Feeding Your Dog Less Can Increase Their Life Span
A study was published in 2007 that looked at the long term effects diet restriction can have on the life span and age related changes dogs experience. The research was conducted over two decades with 48 Labrador Retrievers as the subjects.
Dogs were paired off at 8 weeks of age; one of the dogs would be fed 25% less food than it’s pair mate for the duration of it’s life. Serum biochemical analysis were performed, body condition was scored, and body composition was measured until the dogs reached 12 years of age.
The dogs who were food restricted weighed less, had lower body fat content and lower serum triglycerides, triiodothyronine, insulin, and glucose concentrations. The median life span for the dogs who ate 25% less were found to be significantly longer. The clinical signs of chronic diseases were also delayed for the restricted diet dogs.
The results suggest that the 25% reduction in food intake increased the median life span of the dogs by almost 2 years (1.8 average) and delayed the onset of chronic diseases.
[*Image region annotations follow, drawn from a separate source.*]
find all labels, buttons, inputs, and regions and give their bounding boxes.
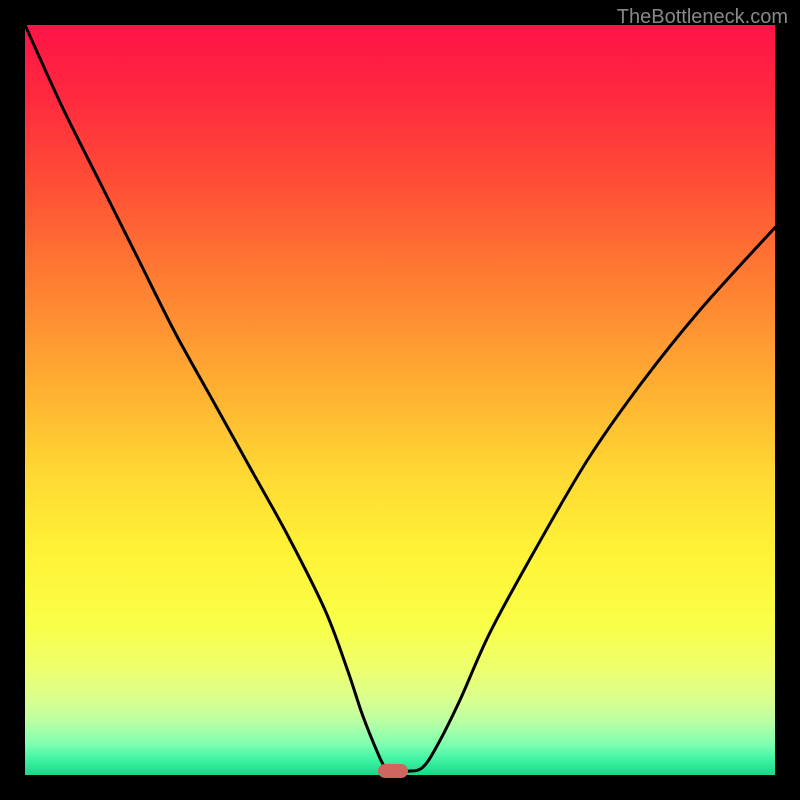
chart-frame: TheBottleneck.com <box>0 0 800 800</box>
optimal-marker <box>378 764 408 778</box>
watermark-text: TheBottleneck.com <box>617 6 788 29</box>
gradient-plot-bg <box>25 25 775 775</box>
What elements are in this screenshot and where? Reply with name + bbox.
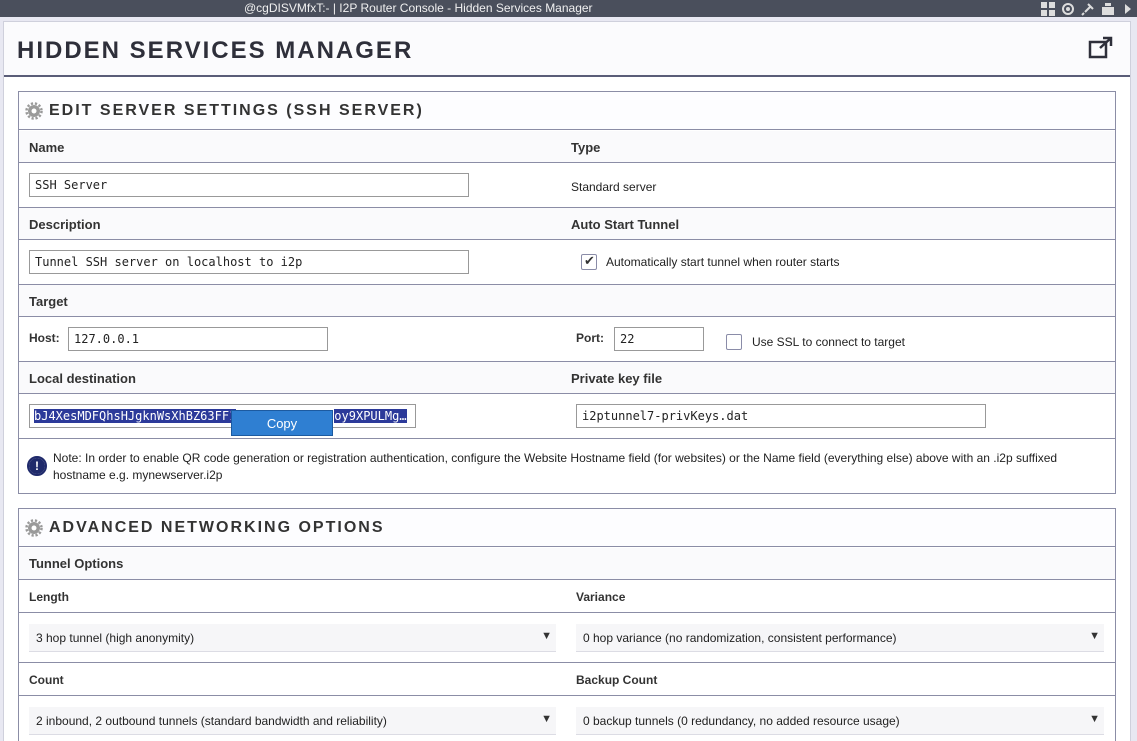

This study was conducted after researchers found that there was a significant decrease in the onset of orthopedic diseases in Labrador Retrievers that were given a 25% reduction in their food intake.
Your Dogs Diet Should Be Personalized
The science of human diets is lacking when it comes to essential information, so why would we expect our dogs nutritional information to be any better? Unfortunately it’s not. Most food recommendations are always based on observational results. Although they may provide some useful information they’re not one size fits all.
The diet that works for the working Border Collie is not the same diet that will work for the Schnauzer, even if they weigh the same. If you owned both and followed your dog food label instructions they’d be getting the same amount of food. You’d probably start to notice a difference in their weight after awhile.
Diets should be personalized to meet the specific needs of the dog. One of the first places to start when making a change in your dogs diet is with a trip to the veterinarian. They can properly evaluate your dogs current condition and come up with a goal for your dogs ideal weight.
What to Do If Your Dog Needs to Lose Weight
With so many different varieties of dog food available it can be a bit overwhelming. If you’re already feeding a high quality dog food you don’t need to necessarily change the brand; you can change the amount you feed.
Feeding your dog less is the goal, so don’t forget to count all treats when it comes to measuring your dogs daily caloric intake. And be sure to measure your dog’s food intake each day, whether by a measuring cup or scale. Us humans think we’re pretty good at estimating amounts, but we’re usually pretty bad at it. If you want to come up with a personalized diet to keep your dog lean you’re going to need to accurately measure out all of their meals and keep track of their weight.
We owe it to our dogs to keep them fit, they don’t know that their excess weight is unhealthy. I went through it with my own dog much to my surprise. Turns out feeding Laika 25% less helps her stay lean and fit.
Eating right and staying active aren’t just rules for a diet; they’re key to your dog’s overall wellbeing. Keeping your dog fit and lean increases the chance of your dog living a longer, healthier life.